Uma parceria Brasil-França de impacto
Essa colaboração mostra a força da ciência internacional: de um lado, Mandova trouxe a expertise em purificação e caracterização química de compostos naturais do lúpulo; de outro, Saivish trouxe a experiência em virologia e testes antivirais em arbovírus tropicais.
“Essa é a beleza da ciência colaborativa: quando diferentes áreas se unem, podemos transformar algo tão comum quanto o lúpulo em um candidato promissor para combater doenças emergentes”, comenta Saivish.
Próximos passos: da bancada ao futuro clínico
Atualmente, como research fellow na UTMB, Saivish segue investigando antivirais naturais e sintéticos contra arboviroses negligenciadas, sob a orientação de Nikos Vasilakis e Shannan Rossi, em colaboração com o virologista brasileiro Maurício Lacerda Nogueira. O foco é avançar em estudos pré-clínicos, identificar novos mecanismos de ação e preparar o caminho para transformar compostos naturais em futuros tratamentos.
Financiamento e apoio estratégico
As pesquisas foram apoiadas pela FAPESP, pelo CNPq e pelo National Institutes of Health (NIH/EUA), dentro do programa Centers for Research in Emerging Infectious Diseases (CREID). O financiamento internacional reflete a confiança no impacto desses achados e sua relevância para a saúde pública global.

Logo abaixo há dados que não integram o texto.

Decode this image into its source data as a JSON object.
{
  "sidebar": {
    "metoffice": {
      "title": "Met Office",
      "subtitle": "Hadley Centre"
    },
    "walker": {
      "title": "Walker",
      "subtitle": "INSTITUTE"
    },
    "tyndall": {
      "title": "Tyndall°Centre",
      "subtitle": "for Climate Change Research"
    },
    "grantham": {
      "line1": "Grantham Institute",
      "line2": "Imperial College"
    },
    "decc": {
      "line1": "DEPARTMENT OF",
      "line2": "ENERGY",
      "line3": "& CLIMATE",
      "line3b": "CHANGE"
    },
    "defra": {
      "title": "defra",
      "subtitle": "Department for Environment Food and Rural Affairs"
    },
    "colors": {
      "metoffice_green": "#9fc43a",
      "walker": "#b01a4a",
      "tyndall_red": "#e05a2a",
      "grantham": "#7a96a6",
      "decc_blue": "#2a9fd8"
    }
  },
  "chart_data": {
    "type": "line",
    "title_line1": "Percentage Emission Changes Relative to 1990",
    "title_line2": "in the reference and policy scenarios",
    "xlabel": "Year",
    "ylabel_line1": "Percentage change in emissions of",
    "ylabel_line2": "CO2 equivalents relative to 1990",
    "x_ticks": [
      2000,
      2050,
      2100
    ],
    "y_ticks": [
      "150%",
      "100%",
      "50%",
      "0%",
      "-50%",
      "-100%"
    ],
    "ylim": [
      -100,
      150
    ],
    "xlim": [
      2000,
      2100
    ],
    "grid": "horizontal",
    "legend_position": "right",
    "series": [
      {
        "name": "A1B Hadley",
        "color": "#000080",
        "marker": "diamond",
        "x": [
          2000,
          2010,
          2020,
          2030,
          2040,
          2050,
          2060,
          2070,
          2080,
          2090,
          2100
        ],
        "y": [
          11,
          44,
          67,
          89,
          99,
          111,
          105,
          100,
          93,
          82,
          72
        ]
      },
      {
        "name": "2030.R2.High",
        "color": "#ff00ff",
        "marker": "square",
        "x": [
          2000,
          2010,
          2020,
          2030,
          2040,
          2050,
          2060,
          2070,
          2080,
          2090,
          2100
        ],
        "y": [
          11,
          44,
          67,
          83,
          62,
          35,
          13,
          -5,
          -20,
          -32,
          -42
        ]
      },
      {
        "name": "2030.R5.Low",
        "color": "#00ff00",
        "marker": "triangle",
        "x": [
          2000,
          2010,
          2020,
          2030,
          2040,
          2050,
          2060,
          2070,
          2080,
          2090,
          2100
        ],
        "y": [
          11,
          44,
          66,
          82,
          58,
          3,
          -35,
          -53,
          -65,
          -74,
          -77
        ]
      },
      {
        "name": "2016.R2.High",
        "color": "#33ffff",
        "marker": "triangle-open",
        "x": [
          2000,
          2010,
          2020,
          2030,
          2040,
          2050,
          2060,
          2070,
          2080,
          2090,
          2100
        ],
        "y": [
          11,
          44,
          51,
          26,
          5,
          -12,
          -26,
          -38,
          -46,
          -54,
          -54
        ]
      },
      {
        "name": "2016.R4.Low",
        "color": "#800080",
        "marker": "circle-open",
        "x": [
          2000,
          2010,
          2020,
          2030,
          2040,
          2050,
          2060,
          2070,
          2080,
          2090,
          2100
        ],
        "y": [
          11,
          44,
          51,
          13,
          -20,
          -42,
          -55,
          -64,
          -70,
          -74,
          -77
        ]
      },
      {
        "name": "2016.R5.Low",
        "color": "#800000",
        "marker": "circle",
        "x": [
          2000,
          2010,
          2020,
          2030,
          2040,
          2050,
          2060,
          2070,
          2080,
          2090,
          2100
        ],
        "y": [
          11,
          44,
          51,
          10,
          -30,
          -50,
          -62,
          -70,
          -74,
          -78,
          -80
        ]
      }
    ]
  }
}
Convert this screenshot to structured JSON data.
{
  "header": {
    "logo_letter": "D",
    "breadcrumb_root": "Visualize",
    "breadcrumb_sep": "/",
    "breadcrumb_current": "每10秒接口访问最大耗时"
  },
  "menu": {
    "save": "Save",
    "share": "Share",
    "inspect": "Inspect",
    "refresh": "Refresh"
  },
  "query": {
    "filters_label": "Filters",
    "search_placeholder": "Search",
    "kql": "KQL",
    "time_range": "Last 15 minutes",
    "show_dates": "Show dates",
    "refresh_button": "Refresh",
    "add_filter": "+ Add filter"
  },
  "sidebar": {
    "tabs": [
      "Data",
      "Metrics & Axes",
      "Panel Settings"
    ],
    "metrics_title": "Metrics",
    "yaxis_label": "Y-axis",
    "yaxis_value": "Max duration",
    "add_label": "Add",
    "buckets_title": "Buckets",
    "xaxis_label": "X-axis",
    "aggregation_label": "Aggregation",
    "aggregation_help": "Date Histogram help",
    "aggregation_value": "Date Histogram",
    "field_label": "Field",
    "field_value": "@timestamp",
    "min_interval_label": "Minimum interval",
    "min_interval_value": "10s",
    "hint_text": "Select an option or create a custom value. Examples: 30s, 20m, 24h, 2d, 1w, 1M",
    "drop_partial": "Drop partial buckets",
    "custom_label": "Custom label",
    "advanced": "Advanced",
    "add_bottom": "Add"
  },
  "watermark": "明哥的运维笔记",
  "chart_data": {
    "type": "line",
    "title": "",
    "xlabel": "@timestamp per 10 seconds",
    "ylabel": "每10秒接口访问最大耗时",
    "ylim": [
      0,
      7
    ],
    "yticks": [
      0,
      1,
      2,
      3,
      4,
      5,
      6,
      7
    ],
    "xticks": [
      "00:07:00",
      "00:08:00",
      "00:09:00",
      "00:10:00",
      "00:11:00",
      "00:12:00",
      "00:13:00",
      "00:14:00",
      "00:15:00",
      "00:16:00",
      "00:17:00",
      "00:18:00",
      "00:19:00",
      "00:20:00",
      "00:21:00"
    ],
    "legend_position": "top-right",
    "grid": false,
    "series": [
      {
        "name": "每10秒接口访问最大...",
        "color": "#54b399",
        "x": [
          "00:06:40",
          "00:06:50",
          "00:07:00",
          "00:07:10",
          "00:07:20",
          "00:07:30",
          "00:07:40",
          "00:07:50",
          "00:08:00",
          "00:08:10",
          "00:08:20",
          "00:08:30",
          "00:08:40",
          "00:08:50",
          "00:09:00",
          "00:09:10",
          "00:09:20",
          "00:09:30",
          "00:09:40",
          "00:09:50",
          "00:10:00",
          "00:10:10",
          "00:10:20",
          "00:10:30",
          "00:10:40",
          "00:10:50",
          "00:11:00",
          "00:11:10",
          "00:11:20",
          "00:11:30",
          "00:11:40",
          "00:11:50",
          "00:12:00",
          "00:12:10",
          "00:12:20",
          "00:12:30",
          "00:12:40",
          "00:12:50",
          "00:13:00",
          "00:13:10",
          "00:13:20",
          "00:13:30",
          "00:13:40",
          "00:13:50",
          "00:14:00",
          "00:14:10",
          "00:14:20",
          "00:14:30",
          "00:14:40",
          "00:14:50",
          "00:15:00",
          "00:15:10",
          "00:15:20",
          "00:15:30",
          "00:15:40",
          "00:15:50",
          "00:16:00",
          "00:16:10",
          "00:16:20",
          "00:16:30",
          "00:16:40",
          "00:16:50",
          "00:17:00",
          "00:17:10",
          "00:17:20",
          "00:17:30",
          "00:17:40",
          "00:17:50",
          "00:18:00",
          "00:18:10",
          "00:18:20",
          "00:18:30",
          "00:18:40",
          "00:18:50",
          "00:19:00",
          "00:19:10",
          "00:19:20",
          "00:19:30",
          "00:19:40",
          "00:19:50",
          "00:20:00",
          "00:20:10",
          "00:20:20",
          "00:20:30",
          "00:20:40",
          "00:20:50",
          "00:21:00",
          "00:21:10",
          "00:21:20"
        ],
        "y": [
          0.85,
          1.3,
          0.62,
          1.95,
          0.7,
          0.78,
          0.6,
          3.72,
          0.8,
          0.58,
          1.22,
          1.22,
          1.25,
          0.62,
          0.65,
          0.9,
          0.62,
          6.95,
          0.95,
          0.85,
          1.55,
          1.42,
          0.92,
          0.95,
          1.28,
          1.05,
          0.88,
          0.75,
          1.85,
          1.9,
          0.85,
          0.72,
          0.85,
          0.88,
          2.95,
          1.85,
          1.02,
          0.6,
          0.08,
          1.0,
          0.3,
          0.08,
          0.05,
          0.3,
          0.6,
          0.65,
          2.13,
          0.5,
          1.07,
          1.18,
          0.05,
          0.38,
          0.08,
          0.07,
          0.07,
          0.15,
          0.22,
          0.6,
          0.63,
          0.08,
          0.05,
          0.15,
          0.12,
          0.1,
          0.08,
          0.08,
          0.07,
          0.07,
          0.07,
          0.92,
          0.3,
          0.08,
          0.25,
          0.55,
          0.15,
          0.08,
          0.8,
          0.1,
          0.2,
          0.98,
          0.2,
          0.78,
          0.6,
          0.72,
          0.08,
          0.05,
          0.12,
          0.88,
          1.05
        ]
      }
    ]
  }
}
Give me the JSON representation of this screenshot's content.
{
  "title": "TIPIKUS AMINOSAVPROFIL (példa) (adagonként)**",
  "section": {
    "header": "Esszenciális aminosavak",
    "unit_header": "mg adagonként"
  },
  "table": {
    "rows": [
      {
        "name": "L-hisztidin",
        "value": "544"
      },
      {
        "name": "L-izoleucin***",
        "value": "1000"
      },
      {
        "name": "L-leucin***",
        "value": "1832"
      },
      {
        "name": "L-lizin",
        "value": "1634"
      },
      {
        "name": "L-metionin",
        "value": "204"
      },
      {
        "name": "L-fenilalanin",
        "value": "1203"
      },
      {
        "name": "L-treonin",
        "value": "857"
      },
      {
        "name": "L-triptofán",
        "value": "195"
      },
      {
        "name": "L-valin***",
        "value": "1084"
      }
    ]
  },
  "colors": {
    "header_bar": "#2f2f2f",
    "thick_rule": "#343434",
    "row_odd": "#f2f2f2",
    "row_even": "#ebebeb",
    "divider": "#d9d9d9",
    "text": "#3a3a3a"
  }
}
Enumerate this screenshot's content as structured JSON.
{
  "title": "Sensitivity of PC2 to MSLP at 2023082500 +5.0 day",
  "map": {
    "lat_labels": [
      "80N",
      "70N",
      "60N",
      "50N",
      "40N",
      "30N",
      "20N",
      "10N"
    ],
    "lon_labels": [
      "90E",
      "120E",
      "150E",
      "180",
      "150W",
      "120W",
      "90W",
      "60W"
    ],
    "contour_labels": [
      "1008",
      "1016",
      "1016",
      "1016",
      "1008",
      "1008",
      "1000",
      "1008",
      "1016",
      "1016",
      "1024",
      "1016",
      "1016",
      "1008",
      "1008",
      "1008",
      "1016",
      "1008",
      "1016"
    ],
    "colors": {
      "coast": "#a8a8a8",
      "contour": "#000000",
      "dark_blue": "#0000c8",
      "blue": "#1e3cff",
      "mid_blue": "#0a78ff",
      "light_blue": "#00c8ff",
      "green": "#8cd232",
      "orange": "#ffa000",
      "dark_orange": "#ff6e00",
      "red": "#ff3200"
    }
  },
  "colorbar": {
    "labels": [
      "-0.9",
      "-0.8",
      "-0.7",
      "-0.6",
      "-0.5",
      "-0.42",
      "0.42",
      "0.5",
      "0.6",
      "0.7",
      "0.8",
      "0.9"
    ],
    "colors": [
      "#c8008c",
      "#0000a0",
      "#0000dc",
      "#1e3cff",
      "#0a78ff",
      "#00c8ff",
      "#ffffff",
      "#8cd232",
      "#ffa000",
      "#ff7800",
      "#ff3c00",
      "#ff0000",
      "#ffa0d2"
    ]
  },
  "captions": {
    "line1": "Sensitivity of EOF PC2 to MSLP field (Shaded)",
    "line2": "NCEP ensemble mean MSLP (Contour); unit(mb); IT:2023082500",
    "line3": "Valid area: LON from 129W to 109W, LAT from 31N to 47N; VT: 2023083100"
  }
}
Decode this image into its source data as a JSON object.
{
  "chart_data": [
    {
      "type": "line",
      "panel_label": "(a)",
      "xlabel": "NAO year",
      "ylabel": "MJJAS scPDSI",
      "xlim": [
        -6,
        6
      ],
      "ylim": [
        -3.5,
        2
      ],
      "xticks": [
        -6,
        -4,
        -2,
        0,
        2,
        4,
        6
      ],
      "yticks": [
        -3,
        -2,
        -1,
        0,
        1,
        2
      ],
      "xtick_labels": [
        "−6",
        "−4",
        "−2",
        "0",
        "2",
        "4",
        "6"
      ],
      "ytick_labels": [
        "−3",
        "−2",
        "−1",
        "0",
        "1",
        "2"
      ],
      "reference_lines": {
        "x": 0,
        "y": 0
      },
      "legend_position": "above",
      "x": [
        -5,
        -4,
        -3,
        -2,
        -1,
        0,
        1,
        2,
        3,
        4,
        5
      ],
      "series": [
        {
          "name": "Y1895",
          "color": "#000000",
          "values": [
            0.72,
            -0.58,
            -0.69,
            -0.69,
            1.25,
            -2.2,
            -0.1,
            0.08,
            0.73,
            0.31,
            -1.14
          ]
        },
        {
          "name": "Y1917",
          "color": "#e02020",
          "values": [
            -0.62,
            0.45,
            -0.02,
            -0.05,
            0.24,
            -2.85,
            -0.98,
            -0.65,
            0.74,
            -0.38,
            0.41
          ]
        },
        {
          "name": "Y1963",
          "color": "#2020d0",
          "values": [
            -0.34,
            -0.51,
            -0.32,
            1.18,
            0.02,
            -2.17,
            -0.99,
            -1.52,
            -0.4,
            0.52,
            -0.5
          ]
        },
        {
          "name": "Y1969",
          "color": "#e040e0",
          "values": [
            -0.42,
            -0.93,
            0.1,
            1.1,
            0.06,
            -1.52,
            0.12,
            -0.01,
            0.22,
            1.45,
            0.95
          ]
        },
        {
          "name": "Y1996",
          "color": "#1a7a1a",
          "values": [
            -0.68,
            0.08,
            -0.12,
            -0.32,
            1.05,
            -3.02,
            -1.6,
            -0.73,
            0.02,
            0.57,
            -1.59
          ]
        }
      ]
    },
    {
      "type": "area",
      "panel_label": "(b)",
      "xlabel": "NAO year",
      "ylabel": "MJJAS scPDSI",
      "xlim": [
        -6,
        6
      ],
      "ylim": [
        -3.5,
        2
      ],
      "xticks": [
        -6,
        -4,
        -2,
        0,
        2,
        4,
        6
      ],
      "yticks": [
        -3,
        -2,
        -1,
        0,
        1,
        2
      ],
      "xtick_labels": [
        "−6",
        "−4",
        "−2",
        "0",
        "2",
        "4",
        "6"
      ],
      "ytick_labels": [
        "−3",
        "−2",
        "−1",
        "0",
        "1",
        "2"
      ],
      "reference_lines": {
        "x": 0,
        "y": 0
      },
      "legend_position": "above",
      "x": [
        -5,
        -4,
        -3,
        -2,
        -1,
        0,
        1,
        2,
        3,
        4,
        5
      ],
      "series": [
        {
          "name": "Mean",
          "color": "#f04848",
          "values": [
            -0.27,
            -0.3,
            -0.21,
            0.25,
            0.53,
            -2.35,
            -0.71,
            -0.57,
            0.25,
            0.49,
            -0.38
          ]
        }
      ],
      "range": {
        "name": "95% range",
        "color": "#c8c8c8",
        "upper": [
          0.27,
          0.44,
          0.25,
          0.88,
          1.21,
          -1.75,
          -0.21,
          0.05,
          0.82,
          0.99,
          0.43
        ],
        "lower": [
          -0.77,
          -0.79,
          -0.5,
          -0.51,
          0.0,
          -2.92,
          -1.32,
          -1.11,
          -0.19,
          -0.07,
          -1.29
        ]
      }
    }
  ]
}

A ideia de que o mesmo ingrediente que dá sabor à cerveja pode ajudar a combater vírus como chikungunya e oropouche é, ao mesmo tempo, curiosa e transformadora. “Estamos acostumados a olhar para a natureza em busca de medicamentos. O lúpulo mostra que soluções inovadoras podem estar onde menos esperamos. Nosso desafio agora é transformar esse potencial em antivirais reais para as populações afetadas”, conclui Saivish.
*Marielena Vogel Saivish é biomédica com diversas especializações lato sensu concluídas, incluindo Epidemiologia e Vigilância em Saúde, Saúde Pública e Vigilância Sanitária, Imunologia e Microbiologia, Biossegurança e doenças infecciosas, além de outras áreas correlatas. É mestre em Ciências Aplicadas à Saúde pela Universidade Federal de Goiás (UFG) e doutoranda em Ciências da Saúde na Faculdade de Medicina de São José do Rio Preto (FAMERP-SP), com bolsa FAPESP. Atuou como Visiting Scientist na University of Texas Medical Branch (UTMB), nos Estados Unidos, onde atualmente é research fellow e lidera pesquisas em virologia. Especialista em arboviroses emergentes e negligenciadas — como dengue, zika, chikungunya, mayaro, oropouche e, especialmente, o vírus Rocio — é autora de mais de 30 artigos científicos de destaque internacional, incluindo publicações na Emerging Infectious Diseases (CDC/EUA) e na Viruses. Suas investigações buscam desenvolver modelos animais inéditos, antivirais promissores e testes diagnósticos rápidos, essenciais para o enfrentamento de ameaças virais negligenciadas.